Falconry sits at a unique place in the United States regulatory structure, and you never know where it’s going to show up. Like in the movies.
16 U.S.C. §707 & 50 C.F.R. §21.29(f)(9)(i) make it a federal crime to use a falconer’s falcon to make a movie that isn’t about falconry.
— A Crime a Day (@CrimeADay) May 7, 2015
It’s one of many weird-sounding rules we talked about in our most-recent episode of The Uncertain Hour, and it’s one listeners wanted to learn more about. If we’ve learned anything doing this show, it’s that every regulation is someone’s regulation. In this case, it’s a small group of falconers who also work in entertainment, and this rule affected their livelihood.
The rule was actually part of a larger regulatory package around falconry that was first proposed in 2005, then codified in 2008.
“This was not something that was kind of a top-down preceding, I think it was requested by the states, so it was kind of an interesting process,” said David Verhey, a lawyer who oversaw regulations at the Department of the Interior during the Bush administration. The package was in line with an overall move toward “cooperative conservation,” which in this case meant giving states sole responsibility over falconry licences.
While it gave up permitting, the agency also sought to clarify rules under the Migratory Bird Treaty Act, which protects hundreds of different species from capture, hunting and so on. Nestled in a section about educational uses for birds of prey, like peregrine falcons or red-tailed hawks, there it is: “You may not use falconry raptors to make movies, commercials, or in other commercial ventures that are not related to falconry.”
Mark Jackson remembers when he first heard about the rule. He’s a licensed falconer in California and an animal handler with decades in the movie business. He estimates he’s one of about five people in the local union that does both.
“Red-tail hawks, horned owls. … We had them all trained up, but one letter came and said you cannot rent those animals,” Jackson said. “So everybody went out and got a look alike.”

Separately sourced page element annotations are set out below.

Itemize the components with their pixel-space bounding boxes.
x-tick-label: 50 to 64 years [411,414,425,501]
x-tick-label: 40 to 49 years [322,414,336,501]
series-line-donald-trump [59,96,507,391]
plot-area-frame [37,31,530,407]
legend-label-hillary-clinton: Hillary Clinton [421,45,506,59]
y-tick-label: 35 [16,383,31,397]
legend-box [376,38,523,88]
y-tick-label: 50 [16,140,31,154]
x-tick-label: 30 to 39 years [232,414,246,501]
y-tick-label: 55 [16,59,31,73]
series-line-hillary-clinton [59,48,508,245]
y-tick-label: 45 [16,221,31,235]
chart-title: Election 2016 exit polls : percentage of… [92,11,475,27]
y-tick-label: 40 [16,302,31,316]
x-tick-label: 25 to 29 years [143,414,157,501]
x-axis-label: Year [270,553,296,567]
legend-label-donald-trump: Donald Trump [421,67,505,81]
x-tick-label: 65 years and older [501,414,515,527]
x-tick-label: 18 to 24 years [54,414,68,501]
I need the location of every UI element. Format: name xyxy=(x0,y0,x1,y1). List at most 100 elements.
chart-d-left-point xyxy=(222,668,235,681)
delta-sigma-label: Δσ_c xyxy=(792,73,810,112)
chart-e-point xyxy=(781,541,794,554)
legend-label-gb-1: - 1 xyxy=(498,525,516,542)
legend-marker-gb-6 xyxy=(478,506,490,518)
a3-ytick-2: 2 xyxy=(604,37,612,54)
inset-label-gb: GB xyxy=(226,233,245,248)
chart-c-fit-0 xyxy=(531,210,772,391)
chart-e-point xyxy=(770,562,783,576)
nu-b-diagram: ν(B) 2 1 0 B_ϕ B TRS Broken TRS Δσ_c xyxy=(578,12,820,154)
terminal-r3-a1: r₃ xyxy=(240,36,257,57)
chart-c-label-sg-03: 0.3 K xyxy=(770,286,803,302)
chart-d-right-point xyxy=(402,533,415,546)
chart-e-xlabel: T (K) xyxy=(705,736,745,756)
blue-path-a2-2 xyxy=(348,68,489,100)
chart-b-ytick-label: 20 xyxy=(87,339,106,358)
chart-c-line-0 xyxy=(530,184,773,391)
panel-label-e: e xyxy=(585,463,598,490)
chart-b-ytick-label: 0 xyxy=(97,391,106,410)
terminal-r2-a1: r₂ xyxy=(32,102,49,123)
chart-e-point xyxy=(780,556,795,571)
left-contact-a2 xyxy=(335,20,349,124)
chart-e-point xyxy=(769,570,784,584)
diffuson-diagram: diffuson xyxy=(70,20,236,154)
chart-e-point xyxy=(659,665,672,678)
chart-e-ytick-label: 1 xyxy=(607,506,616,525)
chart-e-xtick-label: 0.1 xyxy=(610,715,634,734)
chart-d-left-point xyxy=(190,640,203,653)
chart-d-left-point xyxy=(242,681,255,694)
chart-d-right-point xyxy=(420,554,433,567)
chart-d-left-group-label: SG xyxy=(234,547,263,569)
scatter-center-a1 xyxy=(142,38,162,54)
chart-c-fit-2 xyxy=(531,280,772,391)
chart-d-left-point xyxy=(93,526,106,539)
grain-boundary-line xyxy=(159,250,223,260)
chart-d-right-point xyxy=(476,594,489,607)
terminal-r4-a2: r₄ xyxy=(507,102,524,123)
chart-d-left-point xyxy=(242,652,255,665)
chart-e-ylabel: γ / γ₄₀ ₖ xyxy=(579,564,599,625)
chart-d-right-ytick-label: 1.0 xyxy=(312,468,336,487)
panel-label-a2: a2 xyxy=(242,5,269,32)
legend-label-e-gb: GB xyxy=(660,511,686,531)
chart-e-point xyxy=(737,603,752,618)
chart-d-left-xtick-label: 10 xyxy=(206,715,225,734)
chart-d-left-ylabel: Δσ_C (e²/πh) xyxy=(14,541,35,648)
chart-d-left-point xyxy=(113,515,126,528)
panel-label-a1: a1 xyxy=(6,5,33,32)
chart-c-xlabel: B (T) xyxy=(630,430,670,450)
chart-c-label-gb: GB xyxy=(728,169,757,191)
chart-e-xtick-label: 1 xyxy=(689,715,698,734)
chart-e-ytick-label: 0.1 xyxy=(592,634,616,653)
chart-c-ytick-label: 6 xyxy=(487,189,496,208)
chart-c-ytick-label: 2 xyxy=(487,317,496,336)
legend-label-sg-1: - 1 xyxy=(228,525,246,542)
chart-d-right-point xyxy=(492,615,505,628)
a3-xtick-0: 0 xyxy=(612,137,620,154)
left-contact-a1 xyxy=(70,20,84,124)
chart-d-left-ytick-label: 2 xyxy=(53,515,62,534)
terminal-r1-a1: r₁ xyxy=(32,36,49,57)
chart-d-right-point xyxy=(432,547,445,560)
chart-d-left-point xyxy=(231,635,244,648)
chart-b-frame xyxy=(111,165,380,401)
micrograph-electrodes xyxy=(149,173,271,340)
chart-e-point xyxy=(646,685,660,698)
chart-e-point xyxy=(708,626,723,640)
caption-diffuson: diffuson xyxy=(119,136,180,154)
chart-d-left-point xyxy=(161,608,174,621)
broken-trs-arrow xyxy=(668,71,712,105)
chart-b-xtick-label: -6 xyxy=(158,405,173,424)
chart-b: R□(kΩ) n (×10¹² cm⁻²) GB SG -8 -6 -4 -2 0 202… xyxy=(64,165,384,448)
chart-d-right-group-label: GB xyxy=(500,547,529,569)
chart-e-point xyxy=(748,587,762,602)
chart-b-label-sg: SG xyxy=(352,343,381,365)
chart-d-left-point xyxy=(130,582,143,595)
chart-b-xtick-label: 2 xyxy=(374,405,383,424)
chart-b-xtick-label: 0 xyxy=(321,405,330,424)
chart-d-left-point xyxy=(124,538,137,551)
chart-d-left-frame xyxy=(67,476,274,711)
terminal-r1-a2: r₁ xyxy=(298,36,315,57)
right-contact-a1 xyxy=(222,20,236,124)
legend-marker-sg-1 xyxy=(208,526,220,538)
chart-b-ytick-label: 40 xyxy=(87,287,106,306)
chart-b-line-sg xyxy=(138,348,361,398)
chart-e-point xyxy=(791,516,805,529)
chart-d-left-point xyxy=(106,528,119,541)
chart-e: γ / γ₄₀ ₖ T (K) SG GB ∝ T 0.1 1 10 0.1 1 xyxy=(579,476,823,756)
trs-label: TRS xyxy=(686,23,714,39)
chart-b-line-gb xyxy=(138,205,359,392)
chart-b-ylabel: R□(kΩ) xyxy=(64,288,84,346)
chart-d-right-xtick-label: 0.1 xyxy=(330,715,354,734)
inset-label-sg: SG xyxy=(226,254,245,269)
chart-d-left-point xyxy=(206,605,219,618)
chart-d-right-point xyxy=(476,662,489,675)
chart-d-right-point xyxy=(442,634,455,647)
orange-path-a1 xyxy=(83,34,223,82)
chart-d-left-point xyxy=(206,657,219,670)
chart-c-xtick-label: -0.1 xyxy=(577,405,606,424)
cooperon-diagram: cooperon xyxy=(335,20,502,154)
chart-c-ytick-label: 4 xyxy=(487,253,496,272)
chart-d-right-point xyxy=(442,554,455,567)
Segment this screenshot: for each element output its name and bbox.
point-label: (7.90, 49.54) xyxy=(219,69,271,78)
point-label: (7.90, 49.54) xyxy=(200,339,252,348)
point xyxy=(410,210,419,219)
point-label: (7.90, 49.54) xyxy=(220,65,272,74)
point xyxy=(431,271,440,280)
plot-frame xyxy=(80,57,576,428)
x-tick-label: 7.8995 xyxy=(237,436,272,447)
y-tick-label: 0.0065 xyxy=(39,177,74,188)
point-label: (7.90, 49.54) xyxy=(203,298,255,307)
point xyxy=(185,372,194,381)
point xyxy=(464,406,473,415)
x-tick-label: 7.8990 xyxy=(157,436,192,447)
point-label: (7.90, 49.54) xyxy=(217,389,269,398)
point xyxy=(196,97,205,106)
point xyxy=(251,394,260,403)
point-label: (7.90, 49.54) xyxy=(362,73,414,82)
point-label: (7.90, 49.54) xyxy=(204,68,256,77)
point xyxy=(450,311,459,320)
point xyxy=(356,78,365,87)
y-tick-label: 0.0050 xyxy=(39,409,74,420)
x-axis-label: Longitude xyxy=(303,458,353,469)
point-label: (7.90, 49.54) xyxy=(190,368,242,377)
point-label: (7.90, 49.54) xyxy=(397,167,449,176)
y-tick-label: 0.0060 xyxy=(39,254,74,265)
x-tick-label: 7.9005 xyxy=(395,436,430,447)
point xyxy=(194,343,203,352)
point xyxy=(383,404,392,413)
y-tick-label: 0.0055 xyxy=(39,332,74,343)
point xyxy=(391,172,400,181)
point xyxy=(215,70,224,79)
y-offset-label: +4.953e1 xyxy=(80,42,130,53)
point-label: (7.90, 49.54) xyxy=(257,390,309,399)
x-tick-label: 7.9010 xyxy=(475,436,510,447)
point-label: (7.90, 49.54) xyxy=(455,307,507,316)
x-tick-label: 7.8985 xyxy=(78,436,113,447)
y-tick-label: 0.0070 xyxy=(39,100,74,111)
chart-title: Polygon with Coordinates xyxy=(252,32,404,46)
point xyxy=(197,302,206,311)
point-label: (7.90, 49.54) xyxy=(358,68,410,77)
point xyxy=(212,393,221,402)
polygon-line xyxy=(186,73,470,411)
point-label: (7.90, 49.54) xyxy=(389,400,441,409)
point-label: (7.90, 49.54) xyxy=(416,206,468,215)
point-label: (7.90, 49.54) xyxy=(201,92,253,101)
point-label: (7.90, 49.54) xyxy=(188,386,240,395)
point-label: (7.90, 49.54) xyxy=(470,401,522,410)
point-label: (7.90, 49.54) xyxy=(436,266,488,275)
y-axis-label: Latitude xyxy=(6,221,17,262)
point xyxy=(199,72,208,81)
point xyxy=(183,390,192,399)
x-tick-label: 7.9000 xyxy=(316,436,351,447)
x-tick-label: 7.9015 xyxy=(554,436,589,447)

Non-native birds aren’t protected under the law, Jackson said. You still need a permit to own one, but they’re OK for commercial use. An African pied crow or an African tawny eagle can stand in for a raven or a bald eagle easily with a little dye or CGI. Of course, filmmakers could also use stock footage, film the birds in nature or opt to shoot out of the country.
Jackson’s an independent contractor, and he estimates he spent a relatively small amount, somewhere in the low five-figures, to comply with the regulation.
He said he understands and respects rules covering falconry, but this was another example of animal handling getting “regulated out of business.” After this rule came down, he said, some trainers thought about packing it up.
Jackson declined to elaborate, but Brian Millsap, national raptor coordinator for the Fish and Wildlife Service, wasn’t surprised to hear it.
Millsap is a falconer himself, and he was division chief for migratory bird management in the 2000s. He and a couple other employees crafted the falconry rules over six years. That’s a lot of resources devoted to rules that only affect about 4,000 people nationwide, Millsap said.
“And then you start carving that even finer and, well, OK, there’s the raptor propagators,” he said. “There’s folks that are using raptors for abatement to reduce crop depredation, and the falconers who want to educate.”
This whole issue speaks to the odd question people like Millsap have to ask themselves when writing the rules: How do you regulate something that’s older than democracy itself? Falconry predates most other modern forms of hunting, and it sprung up in several ancient societies independently. And unlike, say, agriculture, it hasn’t changed much.
When Millsap’s team had to decide what rules to develop, they prioritized activities in line with the department’s mission, he said. Education is an obvious one, so is breeding. Even some money-making pursuits, like hiring falconers to keep pests away from landfills, farms and ballparks, have conservation benefits.
“So I see the point, but I guess what I would say is the cost-benefit just didn’t bear out on that one,” Millsap said. “With regard to using birds of prey in advertising in either print or television, the conservation message isn’t there. Usually they’re being used to market sunglasses or to, you know, show how fast a sports car can go.”
Millsap emphasized that because theses birds are protected, you never really were allowed to use them for commercial purposes anyway. He knows of at least one falconer who lost a license for it before the rule was even put to paper.
“Oftentimes we think of regulations as being restrictive, preventing us from doing something that we otherwise would be able to,” he said. “But in the case of many of the regulations that we deal with in the Fish and Wildlife Service, especially under the Migratory Bird Treaty Act, the regulations allow flexibility.”